The aircraft the Skunk Works will build is essentially unchanged from the preliminary design produced for NASA, Lockheed Low Boom Flight Demonstrator program manager Peter Iosifidis said.

The next step is a “delta” preliminary design review in July, leading to a critical design review in September 2019.

Following a first flight in summer 2021, the X-plane will go through flight clearance at NASA Armstrong Flight Research Center in California, followed by an acoustic validation phase to ensure it produces the desired boom signature, NASA Commercial Supersonic Technology program manager Peter Coen said.

Immediately after the completion of those phases in September 2022, Coen said, NASA plans to conduct its first public-response test campaign over a community in the southwest US that, unlike Armstrong, is not routinely exposed to sonic booms.

“We plan to conduct two community-response tests a year for a total of four to six,” he said.

Flights to gather data from noise measurements and public surveys will be conducted over communities ranging from large cities to small town and rural areas.

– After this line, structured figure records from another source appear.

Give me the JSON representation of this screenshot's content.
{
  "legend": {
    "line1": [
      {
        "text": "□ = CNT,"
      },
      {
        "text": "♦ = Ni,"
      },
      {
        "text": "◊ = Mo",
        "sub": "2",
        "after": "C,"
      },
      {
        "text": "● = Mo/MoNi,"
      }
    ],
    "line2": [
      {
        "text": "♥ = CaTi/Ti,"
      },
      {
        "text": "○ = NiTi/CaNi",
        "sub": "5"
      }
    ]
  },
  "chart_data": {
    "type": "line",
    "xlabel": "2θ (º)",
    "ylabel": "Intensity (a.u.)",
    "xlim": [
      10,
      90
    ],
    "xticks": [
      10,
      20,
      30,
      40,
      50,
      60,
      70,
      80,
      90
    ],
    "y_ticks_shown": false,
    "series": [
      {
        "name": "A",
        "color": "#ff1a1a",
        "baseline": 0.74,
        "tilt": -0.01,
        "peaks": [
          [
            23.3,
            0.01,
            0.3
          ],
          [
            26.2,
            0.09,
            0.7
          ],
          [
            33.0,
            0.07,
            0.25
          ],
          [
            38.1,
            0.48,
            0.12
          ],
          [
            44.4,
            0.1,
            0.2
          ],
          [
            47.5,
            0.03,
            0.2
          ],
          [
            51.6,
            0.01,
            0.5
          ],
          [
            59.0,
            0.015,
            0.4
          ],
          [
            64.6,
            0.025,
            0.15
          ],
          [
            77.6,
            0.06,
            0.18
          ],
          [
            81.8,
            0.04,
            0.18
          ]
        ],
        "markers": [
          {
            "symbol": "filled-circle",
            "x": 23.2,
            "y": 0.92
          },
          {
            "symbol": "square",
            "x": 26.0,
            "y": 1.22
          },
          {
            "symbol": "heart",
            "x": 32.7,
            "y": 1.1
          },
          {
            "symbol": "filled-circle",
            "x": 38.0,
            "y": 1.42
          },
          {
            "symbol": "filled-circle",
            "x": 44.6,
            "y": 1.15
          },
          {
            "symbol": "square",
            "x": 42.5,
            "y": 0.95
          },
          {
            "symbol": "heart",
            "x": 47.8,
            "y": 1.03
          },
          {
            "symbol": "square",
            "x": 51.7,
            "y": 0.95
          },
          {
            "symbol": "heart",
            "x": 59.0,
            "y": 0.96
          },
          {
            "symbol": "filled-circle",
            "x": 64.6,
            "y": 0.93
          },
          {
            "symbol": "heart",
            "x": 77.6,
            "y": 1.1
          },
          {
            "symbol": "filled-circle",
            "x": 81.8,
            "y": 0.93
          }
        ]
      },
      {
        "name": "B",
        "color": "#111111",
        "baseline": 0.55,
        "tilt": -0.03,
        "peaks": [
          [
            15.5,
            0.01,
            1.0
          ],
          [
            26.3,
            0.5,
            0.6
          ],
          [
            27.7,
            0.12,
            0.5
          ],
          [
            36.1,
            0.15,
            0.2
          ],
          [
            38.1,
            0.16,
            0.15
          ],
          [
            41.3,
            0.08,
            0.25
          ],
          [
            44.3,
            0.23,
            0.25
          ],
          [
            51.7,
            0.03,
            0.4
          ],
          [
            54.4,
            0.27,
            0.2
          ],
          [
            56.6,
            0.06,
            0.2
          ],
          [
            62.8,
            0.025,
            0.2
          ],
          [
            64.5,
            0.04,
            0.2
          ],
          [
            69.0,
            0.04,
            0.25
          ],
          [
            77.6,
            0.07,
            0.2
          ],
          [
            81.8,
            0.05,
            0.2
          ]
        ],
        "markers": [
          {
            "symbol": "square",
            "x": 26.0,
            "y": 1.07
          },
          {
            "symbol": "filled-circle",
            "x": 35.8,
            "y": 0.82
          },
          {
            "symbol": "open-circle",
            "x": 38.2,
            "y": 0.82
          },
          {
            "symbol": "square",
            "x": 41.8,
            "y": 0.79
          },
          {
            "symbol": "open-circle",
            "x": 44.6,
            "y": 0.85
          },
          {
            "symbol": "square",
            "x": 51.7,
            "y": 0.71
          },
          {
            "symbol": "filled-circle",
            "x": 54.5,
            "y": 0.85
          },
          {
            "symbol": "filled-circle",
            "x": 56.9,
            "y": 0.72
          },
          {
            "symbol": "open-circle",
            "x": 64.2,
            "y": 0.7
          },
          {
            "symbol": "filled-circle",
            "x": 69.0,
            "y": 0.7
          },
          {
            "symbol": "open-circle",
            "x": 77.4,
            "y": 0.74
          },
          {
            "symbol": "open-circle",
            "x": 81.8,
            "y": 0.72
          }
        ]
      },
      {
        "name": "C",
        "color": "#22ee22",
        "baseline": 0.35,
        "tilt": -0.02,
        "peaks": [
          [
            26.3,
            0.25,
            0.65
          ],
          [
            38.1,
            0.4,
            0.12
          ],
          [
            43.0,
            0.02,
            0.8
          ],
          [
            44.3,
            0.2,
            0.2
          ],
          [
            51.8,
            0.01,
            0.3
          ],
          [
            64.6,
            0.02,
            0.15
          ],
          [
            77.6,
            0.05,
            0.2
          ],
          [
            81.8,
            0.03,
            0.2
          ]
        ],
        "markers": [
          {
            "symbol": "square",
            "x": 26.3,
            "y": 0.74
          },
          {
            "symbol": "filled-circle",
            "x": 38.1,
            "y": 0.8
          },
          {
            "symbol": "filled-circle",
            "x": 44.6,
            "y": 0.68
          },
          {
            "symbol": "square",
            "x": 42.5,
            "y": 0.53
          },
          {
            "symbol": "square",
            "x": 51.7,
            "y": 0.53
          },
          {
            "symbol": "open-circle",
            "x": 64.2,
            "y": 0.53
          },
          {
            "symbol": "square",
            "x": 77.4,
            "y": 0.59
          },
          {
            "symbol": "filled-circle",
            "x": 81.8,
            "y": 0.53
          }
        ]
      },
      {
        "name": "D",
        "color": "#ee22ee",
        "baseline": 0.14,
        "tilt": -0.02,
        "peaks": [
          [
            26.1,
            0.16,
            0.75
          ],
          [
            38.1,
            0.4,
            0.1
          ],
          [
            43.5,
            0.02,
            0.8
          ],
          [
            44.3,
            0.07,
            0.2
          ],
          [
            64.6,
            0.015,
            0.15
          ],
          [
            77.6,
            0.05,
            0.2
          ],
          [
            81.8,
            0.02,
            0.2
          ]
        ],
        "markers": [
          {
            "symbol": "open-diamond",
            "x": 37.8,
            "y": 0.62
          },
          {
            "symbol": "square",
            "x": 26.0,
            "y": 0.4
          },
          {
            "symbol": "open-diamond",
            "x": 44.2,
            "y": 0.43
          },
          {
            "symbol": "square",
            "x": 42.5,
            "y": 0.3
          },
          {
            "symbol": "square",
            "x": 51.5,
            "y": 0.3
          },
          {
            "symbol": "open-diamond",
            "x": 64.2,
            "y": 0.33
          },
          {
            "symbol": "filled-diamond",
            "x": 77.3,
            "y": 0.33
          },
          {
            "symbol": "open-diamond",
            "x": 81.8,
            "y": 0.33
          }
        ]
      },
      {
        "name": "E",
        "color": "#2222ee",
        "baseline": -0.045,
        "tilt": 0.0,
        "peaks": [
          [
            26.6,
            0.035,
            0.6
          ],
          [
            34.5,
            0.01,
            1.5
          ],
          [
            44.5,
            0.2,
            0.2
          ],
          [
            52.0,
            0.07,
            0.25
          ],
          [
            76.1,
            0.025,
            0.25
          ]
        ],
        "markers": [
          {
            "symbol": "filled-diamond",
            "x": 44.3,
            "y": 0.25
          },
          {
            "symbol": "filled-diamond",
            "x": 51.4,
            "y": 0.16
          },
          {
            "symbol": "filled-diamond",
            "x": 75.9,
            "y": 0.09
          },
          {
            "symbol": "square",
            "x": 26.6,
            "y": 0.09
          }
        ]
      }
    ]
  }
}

To meet the requirements of the regulators, “the data will be representative of the diversity of communities exposed [to booms],” Waggoner said. NASA is working with the international aviation community to define the data required, he said.

The planned three-year period of community-response flight testing, from 2023-25, “meshes with key international meetings to which we will provide the data, so it is important we stay on schedule,” Waggoner said. ICAO’s Committee on Aviation Environmental Protection is scheduled to establish the sonic boom standard at its 13th meeting in 2025.

Among those pursuing a future supersonic commercial airliner are Denver-based Boom Technology founder and CEO Blake Scholl, who believes the company’s first supersonic passenger aircraft can enter commercial service as soon as 2023 and that there is a market for as many as 1,000 supersonic airliners to be delivered by 2035.